Bagaimana Menjawab Pertanyaan Anak tentang Kasus ini?
Melihat kedua orang tersebut bekerja pada bidang pendidikan, kasus Bu Guru Salsa dan Novi sudah pasti akan terekspos ke buah hati. Yang repot, bagaimana bila anak-anak bertanya mengenai masalah ini?
Meski sangat sensitif, namun ada baiknya orangtua tetap menanggapi pertanyaan kritis si kecil. Jangan menyuruh anak diam hanya karena usianya belum dewasa.
Sebab dengan gencarnya informasi berita digital era ini, tentu tetap akan terekspos kepada anak dengan isu tersebut tanpa harus orangtua beri tahu sendiri.
Gunakan saja bahasa yang sederhana untuk menjelaskan masalah ini ke buah hati. Misal menyebut bahwa kasus Bu Novi adalah kasus demokrasi yang tidak ditegakkan.
Padahal, dalam demokrasi semua orang boleh mengkritik asal dalam koridor yang jelas.
Sementara kasus Bu Salsa adalah kasus kejahatan digital yang harus anak waspadai. Jangan sampai si kecil merekam dirinya tanpa busana, atau menyebarkan konten tak senonoh orang lain di internet.
Usahakan untuk tetap bijak dalam berpendapat. Jangan buat anak memiliki pemikiran yang terlalu ekstrim. Sebab anak belum tentu benar-benar memahami tingkat kerumitan dan sensitivitas persoalan ini.
Jadi Kesimpulannya
Kasus Bu Guru Novi dan Bu Guru Salsa menunjukkan inkonsistensi penegakan aturan dalam dunia pendidikan. Sekolah seolah bisa seenaknya menentukan guru yang bisa dipecat dan yang tidak.
Perbedaan perlakuan terhadap keduanya mengungkap adanya standar ganda dalam menilai etika dan profesionalisme guru, yang dapat membingungkan publik dan merusak citra pendidikan. Karena itulah, perlu evaluasi menyeluruh terhadap kebijakan etik serta perlindungan hukum bagi pendidik.

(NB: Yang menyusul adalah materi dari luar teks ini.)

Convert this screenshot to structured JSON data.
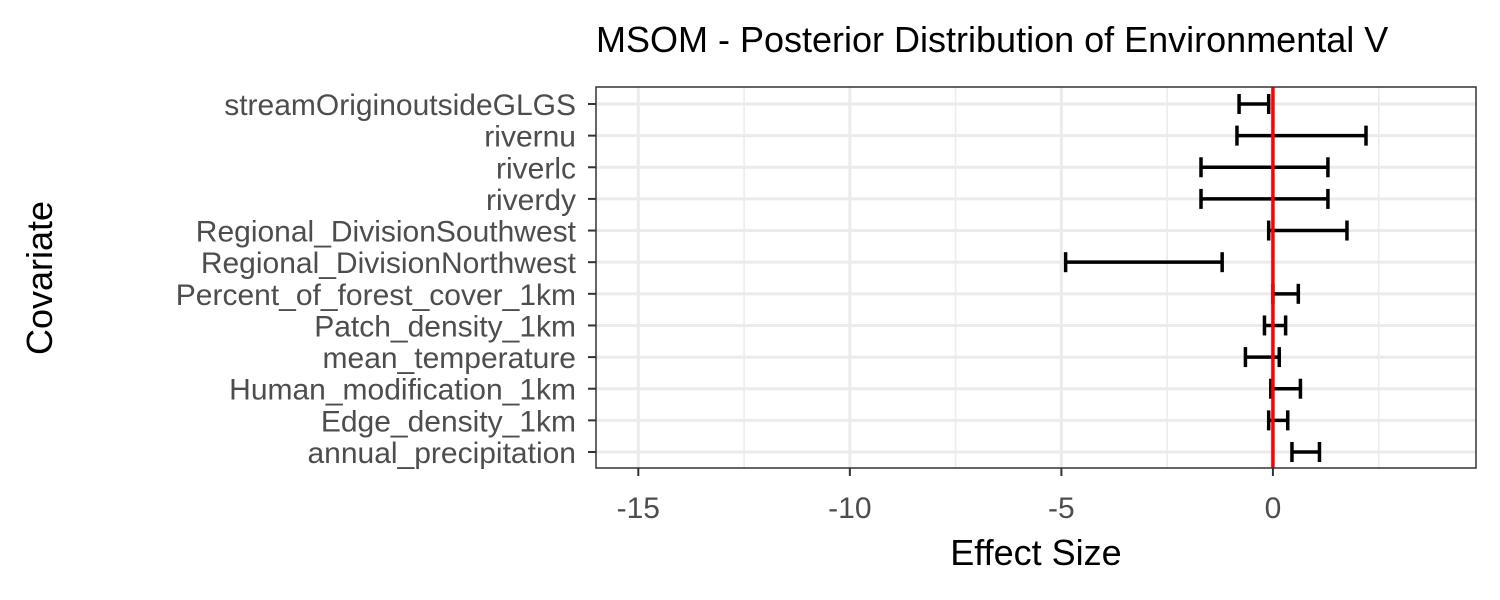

Baca Juga : Bukan Cuma Baris-Berbaris: Pembentukan Disiplin Positif dan Karakter Menurut Psikolog Anak
Kemendikdasmen sebagai pihak yang menaungi dunia pendidikan, mestinya menjadikan kasus Bu Guru Salsa dan Novi sebagai momen untuk berbenah.
source :
Diolah dari berbagai sumber
No Comment! Be the first one.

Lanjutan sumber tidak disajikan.